Jesse Eisenberg and Imogen Poots shine as a couple trapped in a maze of identical homes. A number of eerie sequences possess a nightmarish potency, but as the film crawls to its climax, you can’t help but feel it would’ve benefited from a much leaner runtime – 3/5
Under the current circumstances, Lorcan Finnegan’s Vivarium resonates just a little bit more.
This dark and disturbing tale stars Jesse Eisenberg and Imogen Poots as a young couple – Tom and Gemma – looking to get on the property ladder. However, as soon as they meet with Martin, an unsettling estate agent (performed perfectly by Jonathan Aris), it’s clear that there will be no happy home in their immediate future.
He drives them out to a new development called Yonder in which all the houses look identical. It’s swiftly established that nobody in their right mind would want to live in this suburban house of mirrors, but it’s already too late… Martin has vanished.
Events take a further downward turn from hereon in as the pair are forced into becoming part of a nightmarish nuclear family.
If you’re trapped in the house and feeling sorry for yourself right now, this will urge you to reconsider.
Firstly, it’s worth addressing that both Eisenberg and Poots are terrific in their respective parts. Without a sense of connection between them, Vivarium would’ve fallen apart on arrival, but they’re totally believable in every single moment.
There are elements of horror and sci-fi here in abundance, but at its core, it’s arguably a domestic drama in which a couple faces the trials of life at an alarmingly accelerated rate. Milestones present themselves abruptly in creepy fashion, which really helps fuel a sense of danger that death is just around the bend.
Thematically, this is a film which deals with a range of topics, but one of the most prevalent up for discussion is the pressure of conformity. Gemma takes on the role of the nurturer, but the inner conflict Poots is able to convey is sometimes difficult to watch – in a good way.

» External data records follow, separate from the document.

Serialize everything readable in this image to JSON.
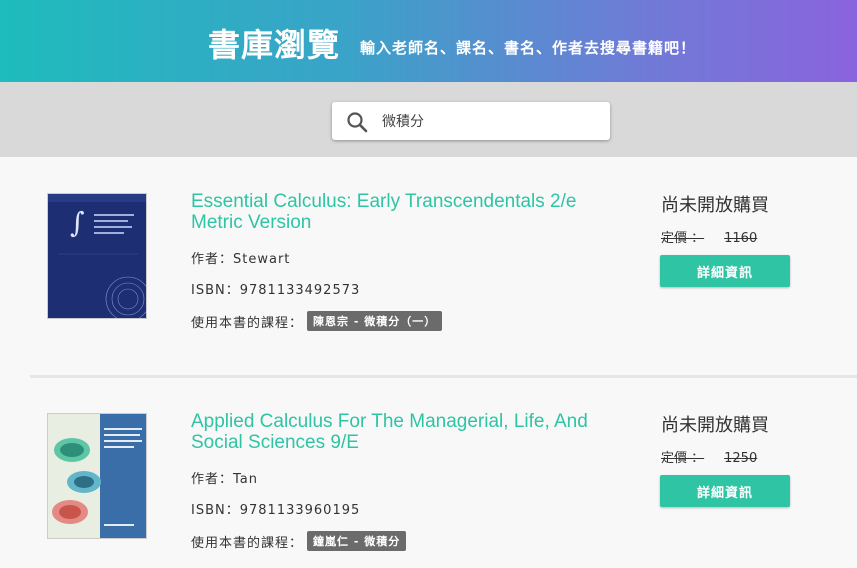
{
  "header": {
    "title": "書庫瀏覽",
    "subtitle": "輸入老師名、課名、書名、作者去搜尋書籍吧！"
  },
  "search": {
    "value": "微積分",
    "icon": "search-icon"
  },
  "books": [
    {
      "title": "Essential Calculus: Early Transcendentals 2/e Metric Version",
      "author": "作者：Stewart",
      "isbn": "ISBN：9781133492573",
      "course_label": "使用本書的課程：",
      "course": "陳恩宗 - 微積分（一）",
      "status": "尚未開放購買",
      "price_label": "定價 ：",
      "price": "1160",
      "button": "詳細資訊"
    },
    {
      "title": "Applied Calculus For The Managerial, Life, And Social Sciences 9/E",
      "author": "作者：Tan",
      "isbn": "ISBN：9781133960195",
      "course_label": "使用本書的課程：",
      "course": "鐘嵐仁 - 微積分",
      "status": "尚未開放購買",
      "price_label": "定價 ：",
      "price": "1250",
      "button": "詳細資訊"
    }
  ],
  "colors": {
    "accent": "#2ec4a4",
    "banner_start": "#1ebcbc",
    "banner_end": "#8b63de",
    "tag_bg": "#6b6b6b"
  }
}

Tom is much more stubborn and cold, and it’s this divide which provides the film with a true sense of uneasiness; they have nothing left to lose but each other.

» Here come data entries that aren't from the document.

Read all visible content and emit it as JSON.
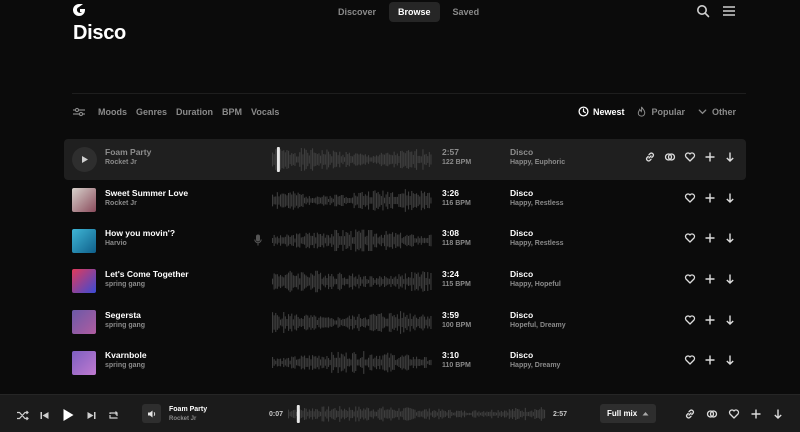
{
  "nav": {
    "tabs": [
      {
        "label": "Discover",
        "active": false
      },
      {
        "label": "Browse",
        "active": true
      },
      {
        "label": "Saved",
        "active": false
      }
    ],
    "icons": [
      "search-icon",
      "menu-icon"
    ]
  },
  "page": {
    "title": "Disco"
  },
  "filters": {
    "icon": "sliders-icon",
    "items": [
      "Moods",
      "Genres",
      "Duration",
      "BPM",
      "Vocals"
    ]
  },
  "sort": {
    "newest": "Newest",
    "popular": "Popular",
    "other": "Other"
  },
  "tracks": [
    {
      "title": "Foam Party",
      "artist": "Rocket Jr",
      "duration": "2:57",
      "bpm": "122 BPM",
      "genre": "Disco",
      "moods": "Happy, Euphoric",
      "active": true,
      "vocals": false,
      "thumb": [
        "#2e2e2e",
        "#2e2e2e"
      ]
    },
    {
      "title": "Sweet Summer Love",
      "artist": "Rocket Jr",
      "duration": "3:26",
      "bpm": "116 BPM",
      "genre": "Disco",
      "moods": "Happy, Restless",
      "active": false,
      "vocals": false,
      "thumb": [
        "#d7d2cc",
        "#8a4b5c"
      ]
    },
    {
      "title": "How you movin'?",
      "artist": "Harvio",
      "duration": "3:08",
      "bpm": "118 BPM",
      "genre": "Disco",
      "moods": "Happy, Restless",
      "active": false,
      "vocals": true,
      "thumb": [
        "#3fb6d6",
        "#0f5f8a"
      ]
    },
    {
      "title": "Let's Come Together",
      "artist": "spring gang",
      "duration": "3:24",
      "bpm": "115 BPM",
      "genre": "Disco",
      "moods": "Happy, Hopeful",
      "active": false,
      "vocals": false,
      "thumb": [
        "#e23a5a",
        "#3a4bd6"
      ]
    },
    {
      "title": "Segersta",
      "artist": "spring gang",
      "duration": "3:59",
      "bpm": "100 BPM",
      "genre": "Disco",
      "moods": "Hopeful, Dreamy",
      "active": false,
      "vocals": false,
      "thumb": [
        "#6b5aa8",
        "#b05ca0"
      ]
    },
    {
      "title": "Kvarnbole",
      "artist": "spring gang",
      "duration": "3:10",
      "bpm": "110 BPM",
      "genre": "Disco",
      "moods": "Happy, Dreamy",
      "active": false,
      "vocals": false,
      "thumb": [
        "#7d5fc0",
        "#c07ad0"
      ]
    }
  ],
  "player": {
    "title": "Foam Party",
    "artist": "Rocket Jr",
    "elapsed": "0:07",
    "total": "2:57",
    "mix_label": "Full mix",
    "progress": 0.04
  },
  "colors": {
    "background": "#0b0b0b",
    "row_active": "#1f1f1f",
    "text_muted": "#8a8a8a"
  }
}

Visually, there are some interesting forces at work here and the set design is certainly worth applauding. However, the film’s concept does feel like it’s stretched beyond its natural lifespan.
Garret Shanley’s screenplay may have benefited better as an episode of a TV series, and comparisons to Black Mirror that have been drawn are justified. It definitely feels longer than it needs to be, and while the story being told aims to make the viewer thoroughly uncomfortable, the repetition may encourage audiences to buckle long before the film’s bleak climax.
At times, Vivarium can be rather terrifying, but, like the food they eat and the home that they’re confined to, the experience of watching the despair play out can be pretty dull sometimes too.